Porcelainberry, in this picture growing along Stamford’s Mill River, is so lovely in Autumn with its multicolor fruit. Unfortunately, it’s also a truly scary alien monster that won’t go away after Halloween. Porcelainberry, Ampelopsis brevipedunculata, is higher on the naturalist’s “BOLA” list than the title star of that great 1950’s movie “The Eggplant That Ate Chicago”.
 

 
“BOLA” means “be on the look out”. And in this case, it’s serious. Porcelainberry entered the USA from Asia disguised as a desirable garden plant -- soooo pretty, yet easy to grow. However, like our native Poison Ivy, Porcelainberry turned out to be a public menace. It’s too easy to grow and the birds spread its seeds too rapidly.
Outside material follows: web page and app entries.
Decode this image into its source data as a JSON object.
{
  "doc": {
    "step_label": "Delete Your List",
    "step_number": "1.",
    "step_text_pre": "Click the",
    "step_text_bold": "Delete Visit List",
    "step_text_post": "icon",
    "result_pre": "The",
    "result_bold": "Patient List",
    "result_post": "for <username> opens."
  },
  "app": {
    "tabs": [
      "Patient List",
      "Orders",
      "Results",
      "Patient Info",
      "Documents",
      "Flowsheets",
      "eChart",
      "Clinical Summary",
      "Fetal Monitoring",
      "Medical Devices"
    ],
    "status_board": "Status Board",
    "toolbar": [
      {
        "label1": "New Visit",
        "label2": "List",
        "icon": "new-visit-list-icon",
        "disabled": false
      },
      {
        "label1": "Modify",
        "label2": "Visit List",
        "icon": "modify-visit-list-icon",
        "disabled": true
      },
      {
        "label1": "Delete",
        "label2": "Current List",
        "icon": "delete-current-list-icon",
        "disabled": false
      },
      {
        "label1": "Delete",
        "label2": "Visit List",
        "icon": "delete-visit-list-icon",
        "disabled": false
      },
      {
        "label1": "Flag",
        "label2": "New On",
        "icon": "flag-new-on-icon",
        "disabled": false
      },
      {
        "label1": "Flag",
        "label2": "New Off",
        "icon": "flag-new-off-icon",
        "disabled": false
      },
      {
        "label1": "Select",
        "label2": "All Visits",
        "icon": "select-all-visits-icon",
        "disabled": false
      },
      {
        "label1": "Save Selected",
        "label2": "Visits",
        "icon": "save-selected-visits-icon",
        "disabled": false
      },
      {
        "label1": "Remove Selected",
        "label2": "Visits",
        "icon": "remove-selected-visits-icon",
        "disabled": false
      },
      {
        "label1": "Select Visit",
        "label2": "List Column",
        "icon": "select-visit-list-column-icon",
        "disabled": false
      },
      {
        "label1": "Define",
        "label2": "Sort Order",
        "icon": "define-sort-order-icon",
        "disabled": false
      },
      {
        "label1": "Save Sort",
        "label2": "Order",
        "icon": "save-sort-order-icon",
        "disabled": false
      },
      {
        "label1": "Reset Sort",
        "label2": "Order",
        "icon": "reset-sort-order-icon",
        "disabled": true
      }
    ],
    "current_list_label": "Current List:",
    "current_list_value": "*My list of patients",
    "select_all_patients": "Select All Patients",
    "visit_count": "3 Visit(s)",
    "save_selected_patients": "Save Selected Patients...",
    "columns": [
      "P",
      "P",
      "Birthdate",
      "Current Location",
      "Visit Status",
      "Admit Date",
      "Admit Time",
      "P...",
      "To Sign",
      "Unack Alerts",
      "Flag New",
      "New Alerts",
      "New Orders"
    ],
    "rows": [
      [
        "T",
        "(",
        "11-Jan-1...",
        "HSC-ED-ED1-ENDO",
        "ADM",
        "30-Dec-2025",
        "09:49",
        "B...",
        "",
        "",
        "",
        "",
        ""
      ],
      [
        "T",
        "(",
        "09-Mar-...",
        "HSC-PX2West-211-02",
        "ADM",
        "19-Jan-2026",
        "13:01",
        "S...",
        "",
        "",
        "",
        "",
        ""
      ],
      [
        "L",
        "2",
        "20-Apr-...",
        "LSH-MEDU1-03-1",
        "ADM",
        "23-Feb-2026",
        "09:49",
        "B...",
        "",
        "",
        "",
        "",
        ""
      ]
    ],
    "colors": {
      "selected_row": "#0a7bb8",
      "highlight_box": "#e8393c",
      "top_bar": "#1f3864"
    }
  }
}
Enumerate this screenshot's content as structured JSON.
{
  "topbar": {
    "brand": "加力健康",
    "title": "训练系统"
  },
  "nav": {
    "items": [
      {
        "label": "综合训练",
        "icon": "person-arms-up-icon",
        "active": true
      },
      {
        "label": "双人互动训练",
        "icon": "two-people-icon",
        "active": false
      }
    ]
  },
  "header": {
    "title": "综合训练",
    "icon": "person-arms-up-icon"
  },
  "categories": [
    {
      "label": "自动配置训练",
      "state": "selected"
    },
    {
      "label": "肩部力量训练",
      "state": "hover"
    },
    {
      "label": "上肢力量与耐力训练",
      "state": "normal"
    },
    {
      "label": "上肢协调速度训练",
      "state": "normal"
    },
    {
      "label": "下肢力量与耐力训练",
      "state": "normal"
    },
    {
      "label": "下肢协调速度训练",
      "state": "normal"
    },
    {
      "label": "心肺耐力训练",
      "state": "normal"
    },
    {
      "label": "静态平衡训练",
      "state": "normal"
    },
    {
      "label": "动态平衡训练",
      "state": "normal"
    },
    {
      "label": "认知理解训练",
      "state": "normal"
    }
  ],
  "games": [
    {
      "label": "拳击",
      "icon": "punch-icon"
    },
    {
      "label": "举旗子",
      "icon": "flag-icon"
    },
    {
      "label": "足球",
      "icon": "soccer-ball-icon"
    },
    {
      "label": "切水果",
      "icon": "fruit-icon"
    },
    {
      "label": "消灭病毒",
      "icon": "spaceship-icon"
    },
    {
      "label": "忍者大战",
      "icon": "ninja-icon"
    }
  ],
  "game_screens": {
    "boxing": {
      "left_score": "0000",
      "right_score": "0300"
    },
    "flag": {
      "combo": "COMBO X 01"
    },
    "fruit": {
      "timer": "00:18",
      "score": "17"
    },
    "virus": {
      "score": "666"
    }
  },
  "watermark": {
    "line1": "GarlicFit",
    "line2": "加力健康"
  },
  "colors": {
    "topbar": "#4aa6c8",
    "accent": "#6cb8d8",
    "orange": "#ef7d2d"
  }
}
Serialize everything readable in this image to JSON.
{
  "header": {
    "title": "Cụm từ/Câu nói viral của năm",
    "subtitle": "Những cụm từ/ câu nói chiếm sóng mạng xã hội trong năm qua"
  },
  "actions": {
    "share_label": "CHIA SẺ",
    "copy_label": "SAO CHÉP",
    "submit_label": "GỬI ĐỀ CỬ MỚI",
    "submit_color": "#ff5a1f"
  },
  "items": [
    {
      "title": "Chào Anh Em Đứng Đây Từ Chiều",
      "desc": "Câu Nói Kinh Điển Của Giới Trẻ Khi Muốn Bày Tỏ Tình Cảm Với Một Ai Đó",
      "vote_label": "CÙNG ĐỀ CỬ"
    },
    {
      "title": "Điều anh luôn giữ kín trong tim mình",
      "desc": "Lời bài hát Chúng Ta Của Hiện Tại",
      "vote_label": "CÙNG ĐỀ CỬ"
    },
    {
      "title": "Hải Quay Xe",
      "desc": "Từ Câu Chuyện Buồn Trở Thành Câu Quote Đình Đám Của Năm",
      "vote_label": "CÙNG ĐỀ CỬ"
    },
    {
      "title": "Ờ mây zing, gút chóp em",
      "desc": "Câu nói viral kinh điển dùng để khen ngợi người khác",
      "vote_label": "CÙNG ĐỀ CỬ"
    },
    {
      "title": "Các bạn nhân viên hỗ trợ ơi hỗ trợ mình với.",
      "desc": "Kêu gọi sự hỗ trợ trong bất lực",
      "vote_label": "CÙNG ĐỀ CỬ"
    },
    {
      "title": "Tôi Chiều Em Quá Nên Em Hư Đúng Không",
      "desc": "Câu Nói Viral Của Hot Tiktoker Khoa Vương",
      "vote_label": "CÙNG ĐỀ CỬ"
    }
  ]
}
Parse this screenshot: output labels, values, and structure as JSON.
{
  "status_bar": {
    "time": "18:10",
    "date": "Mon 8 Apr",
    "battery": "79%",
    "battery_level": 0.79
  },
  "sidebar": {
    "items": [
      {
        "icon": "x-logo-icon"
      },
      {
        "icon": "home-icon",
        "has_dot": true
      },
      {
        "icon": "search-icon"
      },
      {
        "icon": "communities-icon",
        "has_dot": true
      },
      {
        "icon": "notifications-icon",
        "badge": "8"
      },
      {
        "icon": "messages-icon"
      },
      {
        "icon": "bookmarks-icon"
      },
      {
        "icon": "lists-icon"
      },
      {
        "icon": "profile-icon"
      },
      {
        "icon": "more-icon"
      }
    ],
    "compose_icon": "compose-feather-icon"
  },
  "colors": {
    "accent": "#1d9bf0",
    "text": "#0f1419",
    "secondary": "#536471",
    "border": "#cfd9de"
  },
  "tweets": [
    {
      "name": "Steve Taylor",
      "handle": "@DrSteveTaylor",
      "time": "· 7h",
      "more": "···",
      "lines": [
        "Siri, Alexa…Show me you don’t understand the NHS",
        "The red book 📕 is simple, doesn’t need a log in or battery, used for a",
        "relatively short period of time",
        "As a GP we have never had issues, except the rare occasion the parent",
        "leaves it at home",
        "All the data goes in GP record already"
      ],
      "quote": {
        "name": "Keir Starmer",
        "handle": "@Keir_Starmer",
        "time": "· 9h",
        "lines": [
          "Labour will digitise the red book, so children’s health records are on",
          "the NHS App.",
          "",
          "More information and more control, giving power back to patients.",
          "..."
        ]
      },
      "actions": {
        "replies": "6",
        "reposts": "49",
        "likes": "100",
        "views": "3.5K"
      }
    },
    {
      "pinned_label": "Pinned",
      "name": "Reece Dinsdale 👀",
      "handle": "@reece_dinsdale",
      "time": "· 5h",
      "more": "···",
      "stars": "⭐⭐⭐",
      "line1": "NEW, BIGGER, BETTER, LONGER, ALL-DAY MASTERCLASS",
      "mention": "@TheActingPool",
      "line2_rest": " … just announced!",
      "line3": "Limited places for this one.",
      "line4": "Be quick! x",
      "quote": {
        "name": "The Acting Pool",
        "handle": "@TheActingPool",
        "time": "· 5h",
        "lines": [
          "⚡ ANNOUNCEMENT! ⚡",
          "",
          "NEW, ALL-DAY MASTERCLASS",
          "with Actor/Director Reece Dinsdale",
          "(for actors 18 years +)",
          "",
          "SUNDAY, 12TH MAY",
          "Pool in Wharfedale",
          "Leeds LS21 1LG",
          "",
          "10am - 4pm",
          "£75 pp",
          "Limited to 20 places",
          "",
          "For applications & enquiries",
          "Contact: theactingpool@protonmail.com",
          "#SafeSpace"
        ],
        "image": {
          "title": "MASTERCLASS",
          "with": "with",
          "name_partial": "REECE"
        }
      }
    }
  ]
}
Like Kudzu in the South, Porcelainberry smothers its unfortunate neighbors with a thick shroud of light-blocking vines.

You might first see a Porcelainberry seedling in your garden and think “How nice, a wild grape”. Don’t be fooled. While the foliage looks a bit like its grape relatives, Porcelainberry leaves are smaller, with rounder and more deeply cut sinuses (the concave indentations in the leaf’s border). If you don’t pull Porcelainberry up immediately, it develops long, thick, drought-proof taproots that are hard to dig out.

Since it spreads only by seed, if you keep it cut down so that it can’t flower, you can at least contain it.